Volkswagen ⁠made no mention of possible job cuts or plant closures late on Thursday. Instead, after the meeting, Volkswagen unveiled its strategy through to 2030, including plans to halve the number of models it offers and reduce the number of vehicle variants by as much as 75% in an effort to cut costs and complexity, measures that did not require the approval of the supervisory board.

Volkswagen said it would reduce annual production capacity to around 9 million vehicles to respond to “sharply intensified competition”. That compares with capacity of around 12 million vehicles before the Covid-19 pandemic and about 10 million today.

Other measures include tailoring products and technology more closely to regional markets, aligning production capacity to match demand, and simplifying the group’s corporate structure and investment portfolio.

Volkswagen chief executive Oliver Blume said in a video statement that “the global situation has deteriorated over the past 12 months”, pointing to geopolitical tensions, tariffs, high costs, increasing regulation and intensifying global competition.

He also said Volkswagen needed to “get rid of excess capacity”, leaving open the possibility of factory closures in the longer term. Blume added that “digitalisation, artificial intelligence and shared services will help increase productivity and speed”.

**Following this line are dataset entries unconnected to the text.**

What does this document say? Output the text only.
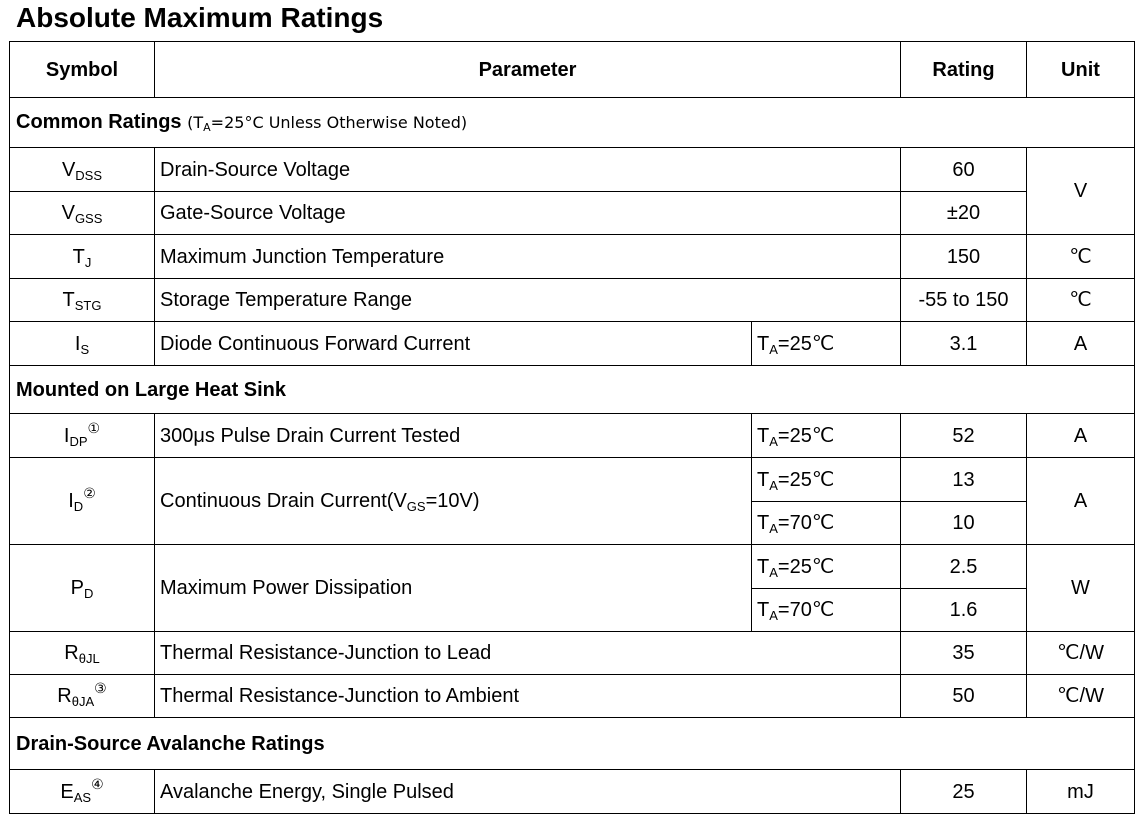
Absolute Maximum Ratings
Symbol	Parameter		Rating	Unit
Common Ratings ($T_A=25^\circ C$ Unless Otherwise Noted)				
$V_{DSS}$	Drain-Source Voltage		60	V
$V_{GSS}$	Gate-Source Voltage		±20	
$T_J$	Maximum Junction Temperature		150	℃
$T_{STG}$	Storage Temperature Range		-55 to 150	℃
$I_S$	Diode Continuous Forward Current	$T_A=25℃$	3.1	A
Mounted on Large Heat Sink				
$I_{DP}^①$	300μs Pulse Drain Current Tested	$T_A=25℃$	52	A
$I_D^②$	Continuous Drain $Current(V_{GS}=10V)$	$T_A=25℃$	13	A
		$T_A=70℃$	10	
$P_D$	Maximum Power Dissipation	$T_A=25℃$	2.5	W
		$T_A=70℃$	1.6	
$R_{\theta JL}$	Thermal Resistance-Junction to Lead		35	℃/W
$R_{\theta JA}^③$	Thermal Resistance-Junction to Ambient		50	℃/W
Drain-Source Avalanche Ratings				
$E_{AS}^④$	Avalanche Energy, Single Pulsed		25	mJ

Arno Antlitz, Volkswagen Group’s chief financial officer, said the cost reductions already agreed were “not sufficient in the current economic and geopolitical environment”.

He said the company planned to improve vehicle cost structures, “significantly reduce overhead costs”, increase plant efficiency and accelerate technology development and decision-making.

Volkswagen employs about 657,000 people worldwide, but the company has not said how the planned reduction in production capacity would affect its workforce. According to Reuters, Volkswagen's works council has demanded clarification on management's cost-cutting plans by the end of Friday.

The group has repeatedly argued that deeper restructuring is necessary after its net profit fell 28% to €1.56bn while revenue declined 2.5% year on year to €75.7bn in the quarter to March 2026.

“The next few years will decide who will play a decisive role in the automotive industry in the future,” Blume said.